Abri a porta e fui andando até o carro do cara. Ouvi Lígia dizer: “O que é isso, amor?”, e ainda pensei “como ela é passiva, nem tenta me impedir!” Mas num segundo eu já estava batendo no vidro do carro dele. O sujeito abriu meio assustado, a namorada dele se cobriu desajeitadamente com a jaqueta.

— Gostou da minha namorada? — Perguntei.

Ele fez uma cara de interrogação.

— Também gostei da sua — respondi, agressivo.

O cara olhou para a menina, e os dois trocaram um breve sorriso. Depois ele perguntou:

— O que você quer, cara?

— Você sabe perfeitamente o que eu quero. Você gostou da minha namorada, eu gostei da sua. Aposto que elas também querem. Você entendeu.

Minhas pernas tremiam, no fundo eu estava com medo. Só nesse momento me ocorreu que de repente a namorada dele não ia topar, e eu ia passar pelo maior vexame: minha namorada no carro, praticamente esperando o rapaz, e a coisa não ia rolar porque a outra garota não me queria.

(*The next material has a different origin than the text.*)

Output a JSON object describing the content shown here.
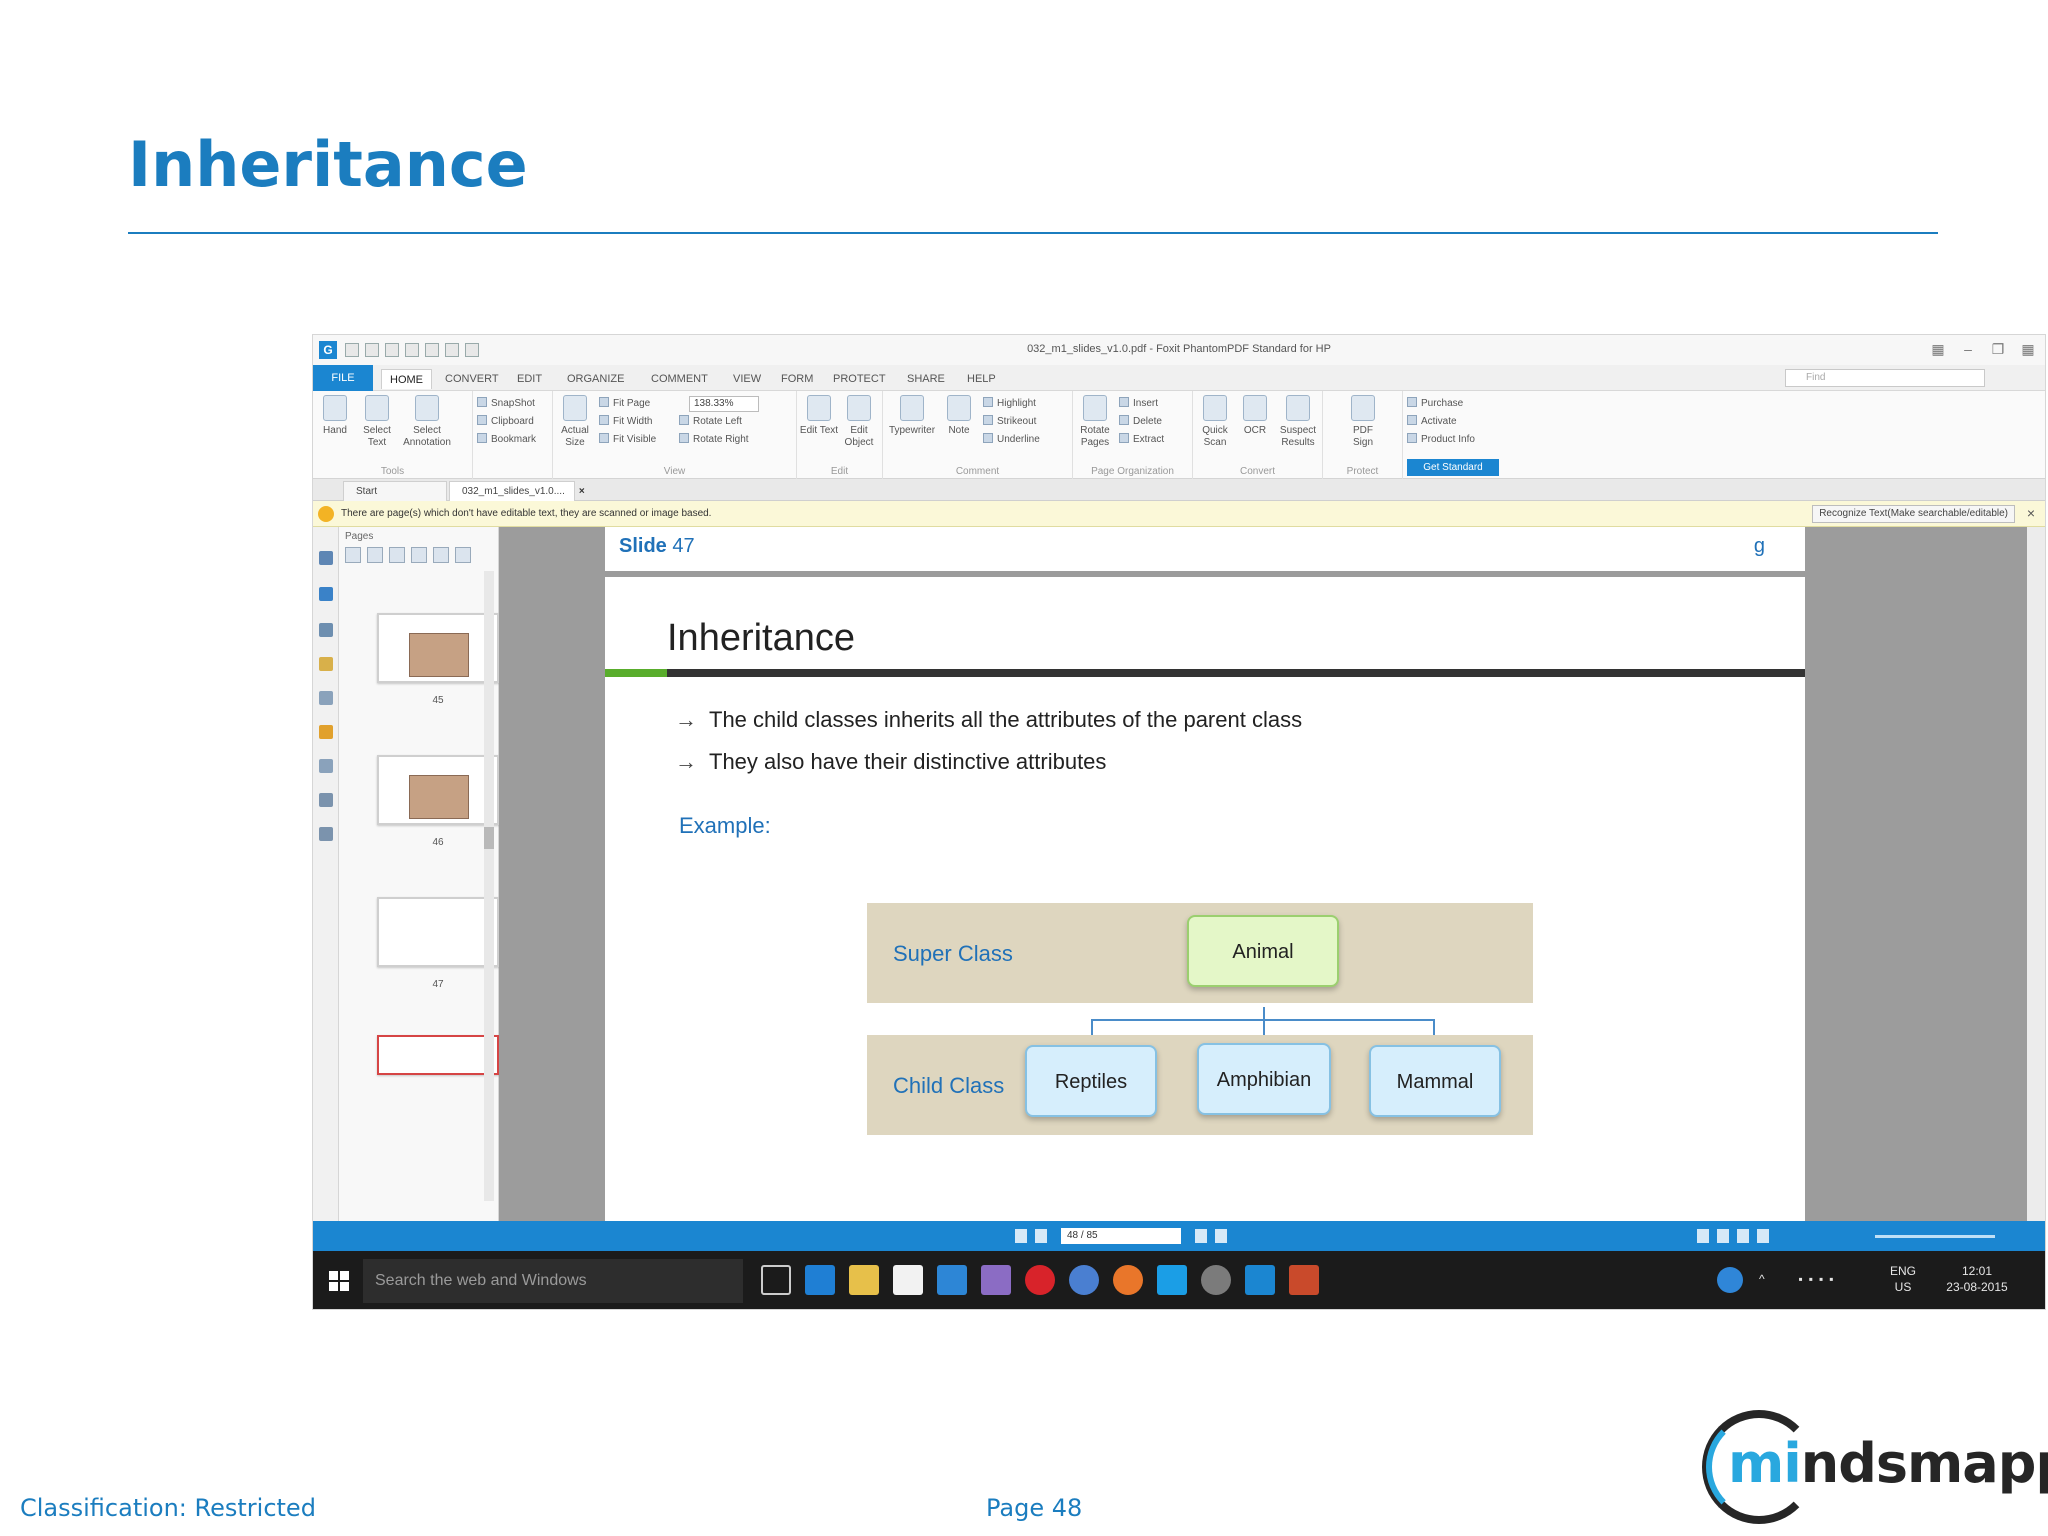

— Aposto que elas também querem — repeti, gaguejando um pouco.

O cara olhou para Lígia, senti que ele a desejava com intensidade. Eu não olhava para trás, não queria descobrir se Lígia também o encarava e sentia desejo. De repente ele abriu a porta:

— Entendi o que você está propondo. Por mim tudo bem.

Por alguns segundo fiquei estático em frente ao carro. A coisa ia mesmo acontecer, não havia como voltar atrás. Ouvi o cara abrir e fechar a porta do meu Audi, e só então tive a iniciativa de entrar no Palio dele. Eu sentia uma enorme vontade de olhar para trás e ver como Lígia estava reagindo, mas, com medo de parecer ridículo, procurei me concentrar na garota que estava na minha frente. Ela estava nua por baixo da jaqueta, me olhava de um jeito estranho, entre irônico e resignado.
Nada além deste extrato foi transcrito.